According to the new rule, mining companies could pollute groundwater below their extraction, reclamation and tailing activities with high concentrations of naturally occurring elements such as selenium. They would be required to monitor groundwater at so-called "points of compliance" as close as possible to the mining area, to make sure the pollution stayed put.

Jack Lyman, a lobbyist with the Idaho Mining Association, said the new rule would protect groundwater outside mining areas without saddling companies aiming to build new mines or expand existing ones with onerous, unrealistic cleanup mandates.

"We have never asked for the right to mess up someone else's beneficial use of the groundwater," Lyman told The Associated Press on Tuesday. "The department came up with a rule they think is workable, without putting our industry into a difficult situation where we'd be unable to comply."
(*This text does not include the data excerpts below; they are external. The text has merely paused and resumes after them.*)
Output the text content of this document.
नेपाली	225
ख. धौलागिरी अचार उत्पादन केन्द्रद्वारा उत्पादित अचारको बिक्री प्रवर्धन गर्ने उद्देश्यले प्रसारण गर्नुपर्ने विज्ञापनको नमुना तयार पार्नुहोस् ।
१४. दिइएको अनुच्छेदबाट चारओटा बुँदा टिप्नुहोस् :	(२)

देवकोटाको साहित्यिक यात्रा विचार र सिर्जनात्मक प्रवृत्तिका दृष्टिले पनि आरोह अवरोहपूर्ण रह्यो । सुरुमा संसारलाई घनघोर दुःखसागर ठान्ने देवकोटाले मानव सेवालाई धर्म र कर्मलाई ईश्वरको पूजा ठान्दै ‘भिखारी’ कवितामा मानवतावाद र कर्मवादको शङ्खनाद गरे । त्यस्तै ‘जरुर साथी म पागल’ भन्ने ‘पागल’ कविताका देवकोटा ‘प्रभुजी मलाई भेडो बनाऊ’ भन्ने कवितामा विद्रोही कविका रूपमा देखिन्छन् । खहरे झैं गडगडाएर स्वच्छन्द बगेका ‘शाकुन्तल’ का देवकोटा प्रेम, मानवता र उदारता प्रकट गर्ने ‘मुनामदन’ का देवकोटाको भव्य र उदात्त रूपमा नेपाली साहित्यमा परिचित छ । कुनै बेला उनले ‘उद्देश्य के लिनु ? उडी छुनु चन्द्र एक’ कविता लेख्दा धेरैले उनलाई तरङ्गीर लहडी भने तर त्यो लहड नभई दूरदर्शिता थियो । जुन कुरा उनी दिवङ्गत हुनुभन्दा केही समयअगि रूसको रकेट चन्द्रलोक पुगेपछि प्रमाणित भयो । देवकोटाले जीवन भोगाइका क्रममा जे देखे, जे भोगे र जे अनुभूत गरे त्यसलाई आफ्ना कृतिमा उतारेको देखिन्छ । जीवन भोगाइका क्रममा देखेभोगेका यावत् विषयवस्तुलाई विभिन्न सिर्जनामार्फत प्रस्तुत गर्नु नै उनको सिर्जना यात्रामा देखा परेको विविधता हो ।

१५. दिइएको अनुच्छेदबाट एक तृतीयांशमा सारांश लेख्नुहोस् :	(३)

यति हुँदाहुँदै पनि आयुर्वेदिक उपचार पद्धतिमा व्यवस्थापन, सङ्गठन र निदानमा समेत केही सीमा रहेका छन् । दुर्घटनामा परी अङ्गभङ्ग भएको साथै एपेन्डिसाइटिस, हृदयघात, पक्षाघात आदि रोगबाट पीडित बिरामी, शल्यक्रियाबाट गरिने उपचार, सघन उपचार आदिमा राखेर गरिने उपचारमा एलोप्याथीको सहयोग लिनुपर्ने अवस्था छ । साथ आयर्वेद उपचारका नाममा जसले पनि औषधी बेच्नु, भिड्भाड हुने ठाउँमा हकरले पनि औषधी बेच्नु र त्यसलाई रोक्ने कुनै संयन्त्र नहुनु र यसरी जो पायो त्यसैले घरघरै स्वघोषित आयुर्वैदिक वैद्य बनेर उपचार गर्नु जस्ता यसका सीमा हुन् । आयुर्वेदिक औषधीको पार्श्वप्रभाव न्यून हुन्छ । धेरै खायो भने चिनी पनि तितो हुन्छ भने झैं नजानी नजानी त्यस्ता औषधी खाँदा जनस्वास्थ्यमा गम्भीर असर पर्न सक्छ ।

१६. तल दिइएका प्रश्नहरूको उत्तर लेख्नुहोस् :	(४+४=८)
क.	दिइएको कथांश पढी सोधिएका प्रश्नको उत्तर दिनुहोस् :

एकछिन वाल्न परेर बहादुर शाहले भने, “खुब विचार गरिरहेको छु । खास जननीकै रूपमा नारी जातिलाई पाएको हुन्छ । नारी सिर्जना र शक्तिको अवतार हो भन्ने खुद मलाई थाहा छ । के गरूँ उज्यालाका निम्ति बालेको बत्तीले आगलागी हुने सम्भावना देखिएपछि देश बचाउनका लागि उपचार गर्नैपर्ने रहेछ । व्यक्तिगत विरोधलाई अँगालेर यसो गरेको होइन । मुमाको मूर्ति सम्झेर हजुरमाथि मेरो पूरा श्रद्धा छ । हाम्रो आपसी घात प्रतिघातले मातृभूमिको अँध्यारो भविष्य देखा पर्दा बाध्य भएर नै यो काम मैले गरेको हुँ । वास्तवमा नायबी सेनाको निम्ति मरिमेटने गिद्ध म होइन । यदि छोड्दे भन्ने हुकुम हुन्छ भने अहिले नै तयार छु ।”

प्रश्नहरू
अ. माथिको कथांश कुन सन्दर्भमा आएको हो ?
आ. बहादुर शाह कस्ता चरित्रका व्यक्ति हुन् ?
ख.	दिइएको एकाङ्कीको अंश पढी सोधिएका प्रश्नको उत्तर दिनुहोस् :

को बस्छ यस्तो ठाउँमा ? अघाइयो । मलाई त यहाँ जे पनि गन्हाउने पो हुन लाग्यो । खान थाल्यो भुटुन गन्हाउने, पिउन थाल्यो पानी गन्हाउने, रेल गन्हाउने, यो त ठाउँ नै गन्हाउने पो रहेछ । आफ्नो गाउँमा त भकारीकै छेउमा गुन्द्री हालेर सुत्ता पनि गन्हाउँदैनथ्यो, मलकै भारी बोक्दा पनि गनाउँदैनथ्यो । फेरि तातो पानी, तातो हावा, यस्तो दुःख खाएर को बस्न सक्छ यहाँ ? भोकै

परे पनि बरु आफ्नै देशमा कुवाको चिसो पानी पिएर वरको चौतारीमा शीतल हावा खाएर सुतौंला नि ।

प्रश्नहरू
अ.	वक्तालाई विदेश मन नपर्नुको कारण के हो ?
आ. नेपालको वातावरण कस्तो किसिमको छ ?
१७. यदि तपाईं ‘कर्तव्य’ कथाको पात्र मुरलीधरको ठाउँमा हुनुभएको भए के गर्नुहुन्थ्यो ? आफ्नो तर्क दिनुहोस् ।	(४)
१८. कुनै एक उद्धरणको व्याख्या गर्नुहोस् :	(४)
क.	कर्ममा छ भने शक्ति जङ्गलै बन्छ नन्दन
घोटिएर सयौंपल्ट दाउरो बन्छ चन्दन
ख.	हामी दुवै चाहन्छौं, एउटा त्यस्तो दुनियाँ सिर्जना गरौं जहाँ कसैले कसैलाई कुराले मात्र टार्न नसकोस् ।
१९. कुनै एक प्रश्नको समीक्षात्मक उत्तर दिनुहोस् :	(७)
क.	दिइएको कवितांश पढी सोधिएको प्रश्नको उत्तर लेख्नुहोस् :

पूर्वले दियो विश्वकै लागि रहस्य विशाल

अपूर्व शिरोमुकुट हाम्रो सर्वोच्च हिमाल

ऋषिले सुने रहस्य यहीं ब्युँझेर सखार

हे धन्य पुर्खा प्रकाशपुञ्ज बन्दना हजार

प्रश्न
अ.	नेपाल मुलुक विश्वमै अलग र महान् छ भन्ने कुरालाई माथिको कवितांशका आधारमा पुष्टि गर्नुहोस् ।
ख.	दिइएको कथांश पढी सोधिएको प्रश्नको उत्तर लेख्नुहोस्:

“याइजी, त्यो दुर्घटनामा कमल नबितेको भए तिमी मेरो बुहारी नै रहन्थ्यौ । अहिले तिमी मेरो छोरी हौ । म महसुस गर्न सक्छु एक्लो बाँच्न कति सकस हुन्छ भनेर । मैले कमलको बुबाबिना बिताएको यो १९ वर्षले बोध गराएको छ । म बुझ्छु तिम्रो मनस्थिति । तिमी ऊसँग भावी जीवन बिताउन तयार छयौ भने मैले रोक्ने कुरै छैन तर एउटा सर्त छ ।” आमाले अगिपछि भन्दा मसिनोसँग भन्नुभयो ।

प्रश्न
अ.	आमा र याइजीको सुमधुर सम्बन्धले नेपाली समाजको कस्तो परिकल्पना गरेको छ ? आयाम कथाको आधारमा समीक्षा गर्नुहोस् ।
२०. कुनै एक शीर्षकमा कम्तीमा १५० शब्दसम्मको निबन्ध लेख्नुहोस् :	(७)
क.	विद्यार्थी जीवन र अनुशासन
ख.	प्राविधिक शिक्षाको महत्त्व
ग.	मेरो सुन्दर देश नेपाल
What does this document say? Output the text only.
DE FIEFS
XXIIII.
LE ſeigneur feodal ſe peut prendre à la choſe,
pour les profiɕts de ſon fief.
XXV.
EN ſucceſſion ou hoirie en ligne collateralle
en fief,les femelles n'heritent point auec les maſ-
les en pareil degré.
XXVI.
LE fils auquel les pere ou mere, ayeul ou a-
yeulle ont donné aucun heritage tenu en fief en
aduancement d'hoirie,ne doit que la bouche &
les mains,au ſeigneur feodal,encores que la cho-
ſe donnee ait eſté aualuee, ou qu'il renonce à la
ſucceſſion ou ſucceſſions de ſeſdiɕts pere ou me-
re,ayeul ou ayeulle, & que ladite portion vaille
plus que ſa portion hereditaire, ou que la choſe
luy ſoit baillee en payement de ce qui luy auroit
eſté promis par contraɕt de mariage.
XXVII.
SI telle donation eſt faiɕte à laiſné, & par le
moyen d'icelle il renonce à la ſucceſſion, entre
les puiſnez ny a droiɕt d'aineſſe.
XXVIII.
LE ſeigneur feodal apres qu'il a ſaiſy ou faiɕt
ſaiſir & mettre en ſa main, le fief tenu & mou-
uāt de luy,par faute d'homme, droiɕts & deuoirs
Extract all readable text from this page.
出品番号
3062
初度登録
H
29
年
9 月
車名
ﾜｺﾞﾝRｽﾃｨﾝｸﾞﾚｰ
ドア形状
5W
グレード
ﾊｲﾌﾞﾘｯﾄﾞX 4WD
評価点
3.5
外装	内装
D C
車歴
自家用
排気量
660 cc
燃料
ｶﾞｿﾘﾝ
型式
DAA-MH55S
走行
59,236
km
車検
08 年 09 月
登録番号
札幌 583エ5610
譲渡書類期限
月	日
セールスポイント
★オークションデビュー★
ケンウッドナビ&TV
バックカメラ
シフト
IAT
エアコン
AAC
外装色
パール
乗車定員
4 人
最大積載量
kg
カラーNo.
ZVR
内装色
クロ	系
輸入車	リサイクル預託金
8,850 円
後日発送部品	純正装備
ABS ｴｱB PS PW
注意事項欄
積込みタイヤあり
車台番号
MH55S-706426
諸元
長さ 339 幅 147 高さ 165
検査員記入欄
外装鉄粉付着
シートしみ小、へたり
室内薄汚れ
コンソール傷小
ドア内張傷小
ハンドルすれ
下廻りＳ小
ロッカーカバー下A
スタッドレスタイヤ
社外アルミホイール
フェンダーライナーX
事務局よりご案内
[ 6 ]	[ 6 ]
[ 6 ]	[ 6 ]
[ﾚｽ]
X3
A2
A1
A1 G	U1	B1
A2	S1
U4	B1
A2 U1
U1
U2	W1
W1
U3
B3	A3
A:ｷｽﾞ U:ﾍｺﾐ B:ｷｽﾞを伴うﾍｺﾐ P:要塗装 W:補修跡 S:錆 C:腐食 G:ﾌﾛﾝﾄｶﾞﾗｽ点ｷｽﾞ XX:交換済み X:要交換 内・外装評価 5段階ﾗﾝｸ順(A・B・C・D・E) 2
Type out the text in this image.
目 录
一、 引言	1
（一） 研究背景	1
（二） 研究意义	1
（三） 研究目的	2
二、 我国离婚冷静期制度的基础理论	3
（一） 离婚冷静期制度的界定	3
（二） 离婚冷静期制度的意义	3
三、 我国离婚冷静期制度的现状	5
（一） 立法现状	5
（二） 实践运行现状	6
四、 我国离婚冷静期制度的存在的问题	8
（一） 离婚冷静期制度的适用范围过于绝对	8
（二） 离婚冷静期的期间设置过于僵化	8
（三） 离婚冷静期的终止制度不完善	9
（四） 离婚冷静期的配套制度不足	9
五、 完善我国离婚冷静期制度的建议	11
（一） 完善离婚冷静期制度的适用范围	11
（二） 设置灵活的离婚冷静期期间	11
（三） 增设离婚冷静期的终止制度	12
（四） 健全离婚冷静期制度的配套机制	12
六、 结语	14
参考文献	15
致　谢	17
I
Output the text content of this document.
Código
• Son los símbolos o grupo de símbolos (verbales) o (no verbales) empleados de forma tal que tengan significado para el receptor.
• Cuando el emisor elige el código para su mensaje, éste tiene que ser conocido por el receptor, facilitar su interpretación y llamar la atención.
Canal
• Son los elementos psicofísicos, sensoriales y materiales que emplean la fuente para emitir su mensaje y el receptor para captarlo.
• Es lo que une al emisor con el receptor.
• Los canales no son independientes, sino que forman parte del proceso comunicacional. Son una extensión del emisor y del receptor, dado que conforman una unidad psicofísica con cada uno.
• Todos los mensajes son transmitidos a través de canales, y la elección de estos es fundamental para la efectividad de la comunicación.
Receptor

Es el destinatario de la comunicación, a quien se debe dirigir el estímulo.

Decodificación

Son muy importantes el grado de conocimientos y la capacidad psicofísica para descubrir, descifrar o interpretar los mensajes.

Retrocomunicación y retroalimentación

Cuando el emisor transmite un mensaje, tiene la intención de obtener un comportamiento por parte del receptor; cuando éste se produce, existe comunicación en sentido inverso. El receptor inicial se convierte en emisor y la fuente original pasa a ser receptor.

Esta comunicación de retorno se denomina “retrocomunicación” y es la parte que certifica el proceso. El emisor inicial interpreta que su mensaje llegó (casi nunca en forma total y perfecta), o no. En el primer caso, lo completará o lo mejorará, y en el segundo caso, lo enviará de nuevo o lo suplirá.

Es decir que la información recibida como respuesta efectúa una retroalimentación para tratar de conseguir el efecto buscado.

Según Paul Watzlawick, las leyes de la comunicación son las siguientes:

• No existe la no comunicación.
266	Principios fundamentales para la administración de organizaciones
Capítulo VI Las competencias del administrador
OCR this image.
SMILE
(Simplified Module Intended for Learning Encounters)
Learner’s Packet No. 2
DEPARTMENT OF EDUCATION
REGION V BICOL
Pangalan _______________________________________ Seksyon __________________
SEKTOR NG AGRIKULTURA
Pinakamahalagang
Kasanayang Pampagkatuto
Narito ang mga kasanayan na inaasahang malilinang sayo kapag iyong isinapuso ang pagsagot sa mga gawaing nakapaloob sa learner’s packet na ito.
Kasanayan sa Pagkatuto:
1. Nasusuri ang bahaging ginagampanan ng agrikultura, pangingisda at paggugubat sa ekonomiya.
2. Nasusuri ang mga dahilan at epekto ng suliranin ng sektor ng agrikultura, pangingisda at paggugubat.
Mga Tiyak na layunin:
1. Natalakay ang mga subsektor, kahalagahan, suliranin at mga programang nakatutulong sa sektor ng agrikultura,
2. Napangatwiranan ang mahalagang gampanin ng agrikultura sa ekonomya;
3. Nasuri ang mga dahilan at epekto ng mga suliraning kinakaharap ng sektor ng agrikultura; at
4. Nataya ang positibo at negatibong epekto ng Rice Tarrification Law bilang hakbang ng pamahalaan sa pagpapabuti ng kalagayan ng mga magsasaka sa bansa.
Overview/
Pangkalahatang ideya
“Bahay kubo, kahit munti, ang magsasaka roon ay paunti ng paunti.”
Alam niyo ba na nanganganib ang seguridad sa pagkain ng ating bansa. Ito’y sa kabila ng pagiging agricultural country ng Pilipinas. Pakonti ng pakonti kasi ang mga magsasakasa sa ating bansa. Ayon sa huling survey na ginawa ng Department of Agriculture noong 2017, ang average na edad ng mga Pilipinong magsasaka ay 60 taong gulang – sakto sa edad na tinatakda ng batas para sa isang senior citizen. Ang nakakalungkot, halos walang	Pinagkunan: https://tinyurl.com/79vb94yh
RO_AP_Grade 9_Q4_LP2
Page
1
Efforts to revise Idaho's 16-year-old Groundwater Quality Plan began in 2007 after the Department of Environmental Quality, the mining industry and environmentalists agreed the exemption allowing mines to pollute groundwater in some instances was ambiguous. Mining companies feared uncertainty over cleanup requirements could stifle new projects; environmentalists said vagueness made it easier for companies to pollute.

After more than a year of wrangling, the proposed rule was approved by the Department of Environmental Quality Board earlier this year. It will be taken up by the 2009 Legislature when the session starts Jan. 12. Such rules are rarely rejected, especially after securing board support.

Justin Hayes, with the Idaho Conservation League, contends the state agency "caved in" to industry pressure. Environmental groups are fearful of mining pollution in eastern Idaho, especially after at least four horses and hundreds of sheep died in the late 1990s after drinking selenium-contaminated water from defunct phosphate mines and their waste piles near Soda Springs.
"By its very nature, groundwater doesn't stay in one place," Hayes said. "An aquifer is recharged by rain and snow water, then it moves somewhere else. Aquifers are in motion. Eventually, the contamination is going to move off site."

Jess Byrne, a spokesman for the state agency, didn't immediately return a phone call seeking comment.

Lyman insists environmentalists are exaggerating the danger that mining pollution will migrate. He drew a comparison between the septic tank at his home near Caldwell and open-pit phosphate mines.